At the conclusion of the study, Pop Warner noted quantitative results hinting that reduced contact might be a piece to the puzzle in minimizing concussions and their subsequent effects later in life. The Pop Warner teams experienced a similar amount of injuries as their counterparts, but sustained 9.2% fewer concussions.
Executive Director Jon Butler attributed minimal contact in practice and a focus on technique, rather than impact, as a probable factor in the lower number of head injuries. “I do think those techniques should be properly learned at a young age so they can become instinctive,” Butler said. “What you’re really looking for is ‘do you know your assignments’? I spoke with a friend that coaches high school in New Jersey, and he said that after two weeks of preseason they don’t engage in contact because they don’t want to get their kids beaten up for games.”
Like Pop Warner, USA Football has also taken steps to regulate the amount of full-speed contact in the youth game. The organization “packaged,” as Director of Football Development Nick Inzerello labeled it, a group of techniques influencing teaching and safety alike.
USA Football’s “Levels of Contact” acts as a resource to designate appropriate paces of play for various practice scenarios. The five levels are Air (no contact), Bags (use of tackling dummies and sacks), Control (light contact), Thud (half-speed) and Live (full-speed).
“If you look at youth football, a big part of a coach’s responsibility is to build players’ confidence,” Inzerello said. “The goal is to develop confidence and enhance motor skill development while limiting helmet-to-helmet contact.”
Inzerello also emphasized the importance of a practice plan to go hand-in-hand with the levels of contact. “The response has been very positive,” Inzerello said. “Football is taught between individual and group periods. There is a rhyme and a reason to a practice plan. We only recommend that a coach use game-like speed during team periods. We believe levels of contact will help them do that.”
John Gagliardi, the retired Saint John’s University coach and college football’s all-time wins leader, recalled his own experience. “I remember when a guy would get knocked out,” he said. “They’d throw some smelling salts under his nose and if he could answer what day it was, they would throw him right back in there.”
Gagliardi became college football’s all-time wins leader not only without contact tiers, but no contact at all. “I’ve always felt that too many players in football pay a price for head-related injuries,” Gagliardi said.
His 1956 team paid a price when Jim Lehman, the father of touring golf professional Tom Lehman, went down with an injury during a live scrimmage. The team struggled the rest of the season, and Gagliardi refused to go live in practice for the remaining 56 years of his career. The emphasis went so far as to even banning the use of sleds during the week. “I know people thought we were crazy and thought we wouldn’t win many games, but I think we showed them it could be done.”
Safety awareness and the track record of coaches such as Gagliardi and Severino should be enough to make some coaches rethink their strategies related to full contact during practices.
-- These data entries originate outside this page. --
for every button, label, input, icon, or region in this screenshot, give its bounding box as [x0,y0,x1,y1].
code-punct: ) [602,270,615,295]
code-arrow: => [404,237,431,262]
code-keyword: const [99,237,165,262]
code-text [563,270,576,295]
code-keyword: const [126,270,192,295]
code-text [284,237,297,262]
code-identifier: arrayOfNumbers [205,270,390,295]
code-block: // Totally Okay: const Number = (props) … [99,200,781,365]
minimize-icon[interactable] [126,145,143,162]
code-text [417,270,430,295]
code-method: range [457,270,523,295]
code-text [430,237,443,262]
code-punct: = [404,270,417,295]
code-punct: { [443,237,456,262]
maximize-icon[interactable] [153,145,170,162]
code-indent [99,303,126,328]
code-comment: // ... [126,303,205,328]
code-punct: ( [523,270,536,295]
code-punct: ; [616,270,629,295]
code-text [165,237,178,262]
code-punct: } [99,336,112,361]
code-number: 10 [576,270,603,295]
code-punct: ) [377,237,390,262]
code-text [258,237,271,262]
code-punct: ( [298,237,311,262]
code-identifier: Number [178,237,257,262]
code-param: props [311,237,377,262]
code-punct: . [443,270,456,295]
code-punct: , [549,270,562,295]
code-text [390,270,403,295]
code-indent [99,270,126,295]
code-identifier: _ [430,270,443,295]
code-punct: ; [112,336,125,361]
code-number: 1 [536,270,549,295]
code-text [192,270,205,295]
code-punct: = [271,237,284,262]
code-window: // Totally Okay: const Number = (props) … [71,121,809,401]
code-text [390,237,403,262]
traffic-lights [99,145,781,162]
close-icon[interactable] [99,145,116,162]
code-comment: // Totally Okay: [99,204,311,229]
At the same time, many believe there are ways to have practice reflect live, game situations while still prioritizing safety.
Do the risks outweigh the rewards of hitting during the week? The Ivy League met in the middle, allowing a maximum of two contact practices per week. League officials have admitted considering reducing that number to one.
Will contact in practice ultimately be eliminated from the game? It is likely that, as more and more coaches become safety-aware and reduce contact without seeing negative results, the idea of full-speed contact drills will soon be a thing of the past.